Cassini Reveals the Subtle Colors of Saturn’s Rings

Saturn’s Rings Display Their Subtle Colors in Cassini Image

Saturn’s rings consist of particles varying in size from tiny grains of sand to massive mountains and are predominantly made of water ice. Scientists are still engaged in heated debate over the precise nature of the material that gives the rings their color. Credit: NASA/JPL-Caltech/Space Science Institute

Saturn’s rings display their subtle colors in this view captured on August 22, 2009, by NASA’s Cassini spacecraft. The particles that make up the rings range in size from smaller than a grain of sand to as large as mountains, and are mostly made of water ice. The exact nature of the material responsible for bestowing color on the rings remains a matter of intense debate among scientists.

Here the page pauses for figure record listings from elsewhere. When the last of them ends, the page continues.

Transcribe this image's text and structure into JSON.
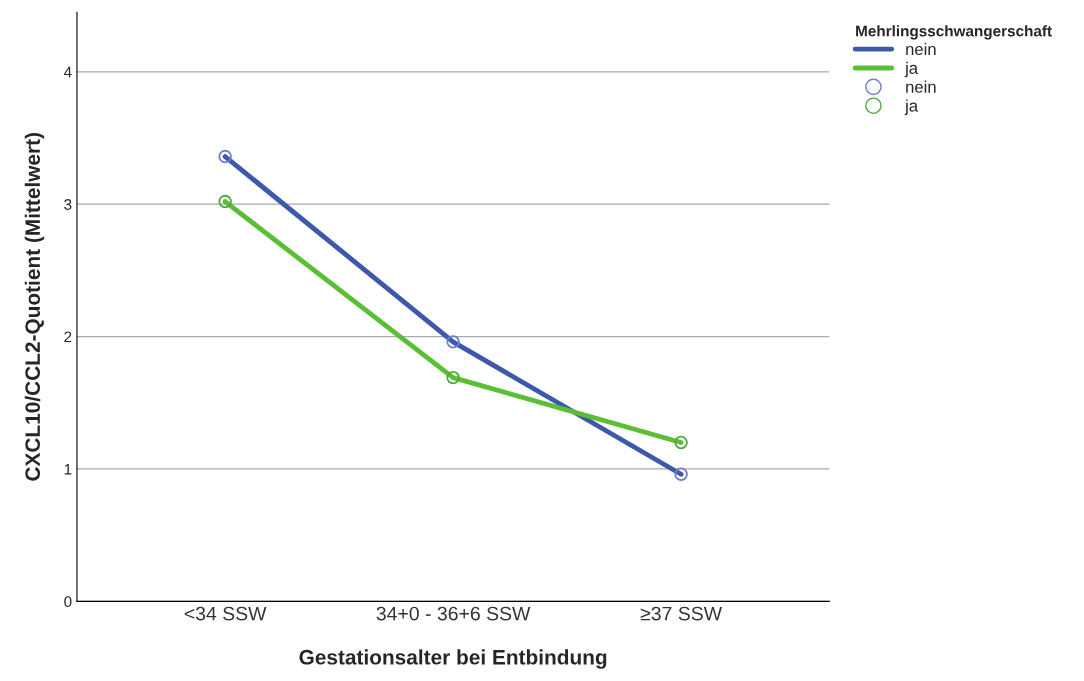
{
  "chart_data": {
    "type": "line",
    "xlabel": "Gestationsalter bei Entbindung",
    "ylabel": "CXCL10/CCL2-Quotient (Mittelwert)",
    "legend_title": "Mehrlingsschwangerschaft",
    "categories": [
      "<34 SSW",
      "34+0 - 36+6 SSW",
      "≥37 SSW"
    ],
    "series": [
      {
        "name": "nein",
        "color": "#3e58ac",
        "marker": "none",
        "values": [
          3.36,
          1.96,
          0.96
        ]
      },
      {
        "name": "ja",
        "color": "#5bbf36",
        "marker": "none",
        "values": [
          3.02,
          1.69,
          1.2
        ]
      },
      {
        "name": "nein",
        "color": "#6b80cc",
        "type": "scatter",
        "marker": "circle",
        "values": [
          3.36,
          1.96,
          0.96
        ]
      },
      {
        "name": "ja",
        "color": "#4caa3a",
        "type": "scatter",
        "marker": "circle",
        "values": [
          3.02,
          1.69,
          1.2
        ]
      }
    ],
    "ylim": [
      0,
      4.45
    ],
    "yticks": [
      0,
      1,
      2,
      3,
      4
    ],
    "grid": "y",
    "legend": "top right"
  }
}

Images taken using red, green, and blue spectral filters were combined to create this natural color view. Cassini’s narrow-angle camera took the images at a distance of approximately 1.27 million miles (2.05 million kilometers) from the center of the rings.

The Cassini spacecraft ended its mission on September 15, 2017

The Cassini mission is a cooperative project of NASA, ESA (the European Space Agency), and the Italian Space Agency. The Jet Propulsion Laboratory, a division of the California Institute of Technology in Pasadena, manages the mission for NASA’s Science Mission Directorate, Washington. The Cassini orbiter and its two onboard cameras were designed, developed, and assembled at JPL. The imaging operations center is based at the Space Science Institute in Boulder, Colorado.